La maîtrise de la mise en scène avec de nombreuses séquences en extérieur, la sureté des mouvements de caméra, la beauté des cadrages, l’intelligence du montage, l’habile reconstitution de l’époque victorienne dans l’atmosphère embrumée par la fumée vomie par les cheminées d’usines qui surgissent des quartiers populaires, à elles seuls, retiennent l’attention.

L’essentiel, dans une comédie, c’est le rythme, et Chaussure à son pied n’en manque pas : en fondant son articulation sur une opposition forte, celle de Maggie, la fille énergique, autoritaire, manipulatrice, et son père, faux tyran rondouillard, le film parvient à un équilibre qui ne se dément pas ; de même l’alternance de séquences enlevées et de respirations, portées surtout par le mari benêt et attendrissant (il faut le voir se préparer à sa nuit de noces pour comprendre), empêche-t-elle la lassitude pendant ces presque deux heures.

Nombre de séquences, et ce dès l’ouverture avec ce travelling sur des enseignes grinçantes, sont menées de main de maître ; Lean a déjà du métier lorsqu’il aborde ce film, et sa rigueur fait merveille : ainsi du plan de l’accord qui révèle la manipulation, fondé sur une impeccable symétrie.
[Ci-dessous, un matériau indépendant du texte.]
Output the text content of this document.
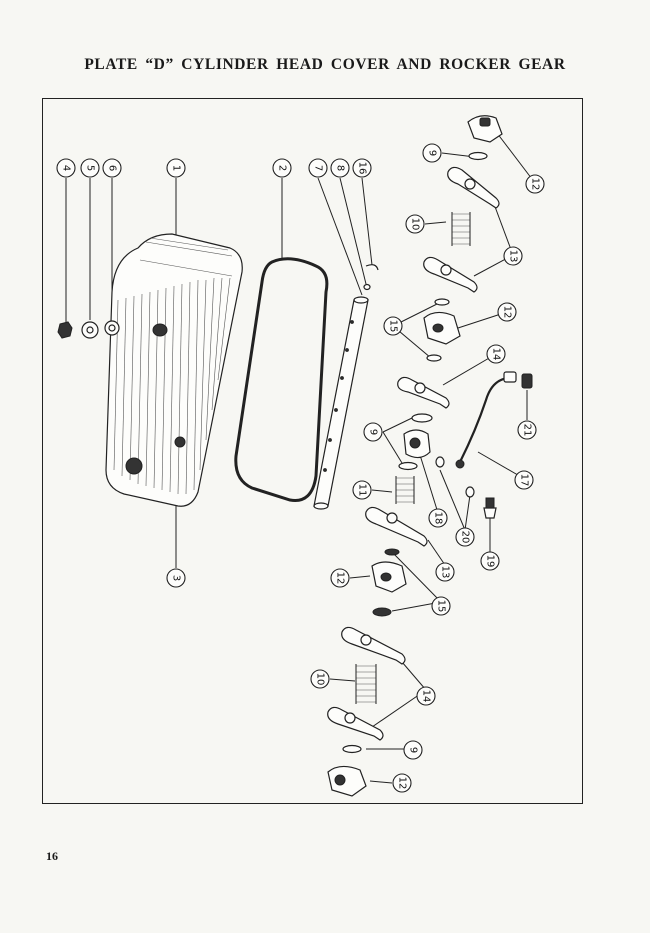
PLATE “D” CYLINDER HEAD COVER AND ROCKER GEAR
16
4 5 6	1	2	7 8 16
9
12
10
13
15
12
14
9	21
17
11
18
20
19
13
3	12
15
10
14
9
12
La facture classique correspond parfaitement à une intrigue claire, au sens où l’on parle de ligne claire.

Si on sourit souvent en regardant ce métrage charmant, grâce à des situations incongrues et des dialogues soigneusement écrits (« Si la boisson doit me vaincre, je mourrai en combattant », dit le père), ni la cruauté ni l’émotion n’en sont absentes. Du dédain des sœurs envers l’ouvrier à la course émue de ce dernier, c’est tout un panel de sentiments qu’une musique souvent sautillante accompagne plaisamment. Néanmoins, presque en passant, Chaussure à son pied égratigne des conventions, décrit une société pas vraiment brillante (voir les habitués du bar, définis lucidement dans un moment d’ivresse), mais glorifie l’honnêteté et le courage.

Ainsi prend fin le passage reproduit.